In the second Test in Bangalore, the Aussie skipper appeared to consult his side’s dressing room in order to get feedback on whether he should appeal for a DRS on his dismissal; a move seen by many as unethical and not in the spirit of the game.
Words have been exchanged and much has been written in the media of both nations with Smith claiming it was a momentary lapse on his part and a mistake.
However, Australian cricketer Dirk Nannes suggested Indian players might still be holding a grudge in their refusal to applaud his stand.
Indian players’ grudge
“The disappointing aspect for me today was none of the Indians actually clapped when he got to his hundred,” Nannes told ABC Grandstand.
“You can bicker and argue all you want and play the game hard with lots of niggle but when someone stands up and puts together an innings like that that’s absolutely chanceless, that’s a time you’ve just got to applaud.
“That was probably the disappointing thing from my point of view.”
He suggested that Indian players might have been standing up for their captain Virat Kohli in not applauding Smith.
Kohli had suffered a shoulder problem and was off the field when the Australian’s ton came up.
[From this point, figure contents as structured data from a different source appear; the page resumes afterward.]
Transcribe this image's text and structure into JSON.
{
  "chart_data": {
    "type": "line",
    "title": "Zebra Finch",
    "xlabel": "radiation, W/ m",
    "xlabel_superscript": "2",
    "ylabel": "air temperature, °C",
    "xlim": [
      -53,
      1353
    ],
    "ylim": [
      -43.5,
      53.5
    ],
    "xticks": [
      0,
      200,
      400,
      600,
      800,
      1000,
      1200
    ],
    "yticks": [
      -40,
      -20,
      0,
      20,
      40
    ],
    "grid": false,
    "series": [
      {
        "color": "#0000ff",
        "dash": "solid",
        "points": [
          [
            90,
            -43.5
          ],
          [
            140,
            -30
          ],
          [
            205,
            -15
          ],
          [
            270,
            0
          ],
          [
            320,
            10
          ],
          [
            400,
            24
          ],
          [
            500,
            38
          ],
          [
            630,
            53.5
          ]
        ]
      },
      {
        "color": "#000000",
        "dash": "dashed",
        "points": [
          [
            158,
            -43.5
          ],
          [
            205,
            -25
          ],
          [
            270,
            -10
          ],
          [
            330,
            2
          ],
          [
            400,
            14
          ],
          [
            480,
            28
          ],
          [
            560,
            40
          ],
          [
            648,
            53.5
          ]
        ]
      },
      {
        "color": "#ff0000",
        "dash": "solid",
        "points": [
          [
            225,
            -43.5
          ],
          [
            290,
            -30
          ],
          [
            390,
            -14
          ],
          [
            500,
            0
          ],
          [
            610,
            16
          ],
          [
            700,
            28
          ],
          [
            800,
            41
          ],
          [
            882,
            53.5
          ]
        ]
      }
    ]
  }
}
He and Smith had a war of words via press conferences in the days leading up to the game.
Nannes suggested that while the Indian players might have decided to stand by their captain, they should have still applauded the achievement.
“Not one of the Indian players clapped Steve Smith when he made a hundred,” Nannes said.
“You can’t do that. No matter what’s happened before, you’ve got to acknowledge when someone does a good thing. If I was the captain, I’d be ropeable.”
Australian commentator Jim Maxwell also weighed into the discussion. In response to a tweet saying it was unfortunate that Indian players didn’t applaud, Maxwell suggested that it was a show of disrespect.
Unfortunate or just disrespectful! https://t.co/3lpSVxkmiw— jim maxwell (@jimmaxcricket) March 16, 2017
Australia finished at 299 runs for four wickets on Thursday.
While Smith did not make any comments about Indian players not applauding his century, he did express regret over the events of the last Test.
“You cannot control the past. I came out and said I made a mistake and moved on from there. And 4/300, we will take that, but tomorrow is going to be a crucial day for us,” Smith said after the day’s play on Thursday.
Australia ended their first innings at 451 all out the next day but had Glenn Maxwell complete a century. Maxwell became the second Australian to score a ton in all three formats of the game.
Smith’s century was the 19th of his Test career. While doing so, he also reached the milestone of 5000 Test runs.